We have seen an increase in the availability of health apps, however majority of these apps do not integrate with any health information systems. For example, a wellness app that tracks steps or helps record gym workouts is usually independent to the external integrated clinical systems. These apps are standalone and provide exclusive benefits as per their scope. These applications might be excellent at what they offer, however for clinical apps a lot of consideration is required with respect to reusing data that already exists, therefore an integrated approach is paramount.

Using mHealth to support or assist in automating essential business processes can result in significant financial savings and enhance the care provided. Therefore a suitable and sustainable technical architectural strategy is required in developing and implementing health apps – especially if these apps are an extension to support business processes that are linked with the existing systems.

At a high-level, deciding on the right approach to mobile development is usually based on the three options – Native, Cross-platform and Hybrid, however there are pros and cons associated with each framework.

  • Native development involves using the operating system’s own tech stacks (Java for Android and Objective-C/Swift for iOS app development). This is the default choice providing best performance, user experience and greater app store visibility.
  • Cross-platform provides compatibility with multiple operating systems and can therefore run on any mobile operating systems. For cross-platform development there are frameworks including Xamarin and React Native. The frameworks provide a unified API running on top of a native Software Development Kit and use the same codebase for both Android and iOS apps.
  • Hybrid mobile apps are cross-platform apps but render the user interface using an embedded web browser, leveraging HTML, CSS and Javascript. Popular frameworks include Cordova and Ionic.

All of these provide benefits and challenges for organisations and it can be tricky choosing which technology/ framework to use for current requirements as well as future sustainability. For instance, using React for code reuse by using a single technology and slightly adjusting the source code to suit either operating system, or on the other hand, using Xamarin if a company has a .NET team. An organisation might choose to use native apps for superior performance or Ionic for a low cost option or when a performance compromise is acceptable.
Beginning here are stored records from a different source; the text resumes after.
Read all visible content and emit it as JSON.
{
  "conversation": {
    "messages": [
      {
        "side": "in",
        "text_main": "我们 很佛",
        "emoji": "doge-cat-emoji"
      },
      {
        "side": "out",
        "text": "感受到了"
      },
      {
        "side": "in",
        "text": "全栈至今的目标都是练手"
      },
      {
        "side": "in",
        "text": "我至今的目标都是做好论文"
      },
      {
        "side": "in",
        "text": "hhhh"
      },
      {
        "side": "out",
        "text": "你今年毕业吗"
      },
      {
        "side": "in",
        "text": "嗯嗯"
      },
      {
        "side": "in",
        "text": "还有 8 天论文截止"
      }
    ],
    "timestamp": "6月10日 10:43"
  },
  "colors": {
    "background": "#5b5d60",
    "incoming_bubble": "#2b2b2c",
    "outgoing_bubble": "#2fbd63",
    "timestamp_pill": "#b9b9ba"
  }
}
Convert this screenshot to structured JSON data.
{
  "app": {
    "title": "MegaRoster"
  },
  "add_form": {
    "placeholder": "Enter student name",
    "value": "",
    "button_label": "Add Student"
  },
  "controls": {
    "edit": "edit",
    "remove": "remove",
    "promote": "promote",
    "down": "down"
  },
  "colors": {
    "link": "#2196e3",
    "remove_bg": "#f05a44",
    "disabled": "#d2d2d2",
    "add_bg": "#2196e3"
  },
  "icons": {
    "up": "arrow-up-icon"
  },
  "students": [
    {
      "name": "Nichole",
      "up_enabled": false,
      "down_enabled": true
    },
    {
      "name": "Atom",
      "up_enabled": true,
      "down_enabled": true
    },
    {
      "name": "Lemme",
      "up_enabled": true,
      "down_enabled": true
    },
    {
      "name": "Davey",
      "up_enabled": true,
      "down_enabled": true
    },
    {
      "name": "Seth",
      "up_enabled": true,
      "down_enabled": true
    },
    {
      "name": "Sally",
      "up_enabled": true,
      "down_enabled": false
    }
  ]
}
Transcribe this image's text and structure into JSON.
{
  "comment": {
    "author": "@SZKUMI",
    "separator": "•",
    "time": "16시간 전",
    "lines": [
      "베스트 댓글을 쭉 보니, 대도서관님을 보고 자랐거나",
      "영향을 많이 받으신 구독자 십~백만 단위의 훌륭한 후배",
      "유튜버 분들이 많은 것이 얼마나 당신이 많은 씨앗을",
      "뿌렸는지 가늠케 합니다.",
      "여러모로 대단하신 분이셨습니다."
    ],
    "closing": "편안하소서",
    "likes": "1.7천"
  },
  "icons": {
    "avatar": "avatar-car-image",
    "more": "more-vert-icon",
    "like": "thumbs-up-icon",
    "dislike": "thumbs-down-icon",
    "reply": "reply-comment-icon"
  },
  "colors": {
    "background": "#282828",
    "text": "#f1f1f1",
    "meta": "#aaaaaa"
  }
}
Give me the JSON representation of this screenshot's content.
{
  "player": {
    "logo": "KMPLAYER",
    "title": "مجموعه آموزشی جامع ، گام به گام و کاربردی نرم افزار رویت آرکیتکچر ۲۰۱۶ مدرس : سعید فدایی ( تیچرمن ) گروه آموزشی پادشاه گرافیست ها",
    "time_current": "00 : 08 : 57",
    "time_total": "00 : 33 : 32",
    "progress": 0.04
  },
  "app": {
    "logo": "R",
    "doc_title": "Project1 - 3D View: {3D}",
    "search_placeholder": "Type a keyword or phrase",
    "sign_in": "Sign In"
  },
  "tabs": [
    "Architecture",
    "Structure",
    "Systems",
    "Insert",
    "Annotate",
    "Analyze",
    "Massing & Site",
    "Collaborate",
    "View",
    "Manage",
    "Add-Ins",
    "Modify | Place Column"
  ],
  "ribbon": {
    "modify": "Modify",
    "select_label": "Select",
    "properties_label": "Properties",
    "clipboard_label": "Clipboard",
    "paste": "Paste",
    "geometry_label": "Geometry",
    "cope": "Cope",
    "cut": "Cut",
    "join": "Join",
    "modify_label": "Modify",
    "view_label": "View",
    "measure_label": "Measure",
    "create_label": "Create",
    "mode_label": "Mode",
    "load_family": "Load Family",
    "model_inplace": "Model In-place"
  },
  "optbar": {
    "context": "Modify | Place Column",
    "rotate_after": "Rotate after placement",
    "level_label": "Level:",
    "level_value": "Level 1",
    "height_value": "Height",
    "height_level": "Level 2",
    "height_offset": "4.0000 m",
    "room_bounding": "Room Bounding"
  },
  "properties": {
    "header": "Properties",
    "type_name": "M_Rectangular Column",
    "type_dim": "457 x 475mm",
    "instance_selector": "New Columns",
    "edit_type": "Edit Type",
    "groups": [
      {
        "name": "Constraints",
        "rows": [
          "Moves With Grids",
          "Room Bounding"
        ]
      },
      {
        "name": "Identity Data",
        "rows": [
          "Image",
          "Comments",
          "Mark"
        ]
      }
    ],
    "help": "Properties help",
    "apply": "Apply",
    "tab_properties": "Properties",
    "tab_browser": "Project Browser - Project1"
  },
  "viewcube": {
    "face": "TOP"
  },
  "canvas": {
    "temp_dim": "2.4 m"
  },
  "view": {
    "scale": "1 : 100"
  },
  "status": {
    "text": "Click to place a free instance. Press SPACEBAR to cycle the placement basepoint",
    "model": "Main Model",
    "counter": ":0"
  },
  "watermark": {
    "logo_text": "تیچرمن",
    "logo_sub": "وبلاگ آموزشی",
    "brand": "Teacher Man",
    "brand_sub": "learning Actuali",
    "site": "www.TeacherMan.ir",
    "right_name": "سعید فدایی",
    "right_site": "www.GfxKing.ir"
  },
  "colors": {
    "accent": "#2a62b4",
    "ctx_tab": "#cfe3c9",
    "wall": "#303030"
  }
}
The development decisions in such a fast and ever-changing domain of mHealth is complex and might create path dependence in the future. Mobile app development frameworks provide benefits and challenges for organisations and it can be tricky choosing which technology/ framework to use for the current requirements as well as future sustainability and life-cycle of the whole solution/app.

For the VitalsAssist application we are utilising a React Native cross-platform framework. We tested React to make sure it will provide the functionality we need, such as testing it to work with integrated medical devices (via Bluetooth), and it was able to cope with the requirements of the VitalsAssist app.

The VitalsAssist application would be available on all latest tablets and phones (iOS and Android), with integrated medical devices for real-time vital signs monitoring and rich clinical decision support capabilities for clinicians to make informed decisions at the point-of-care.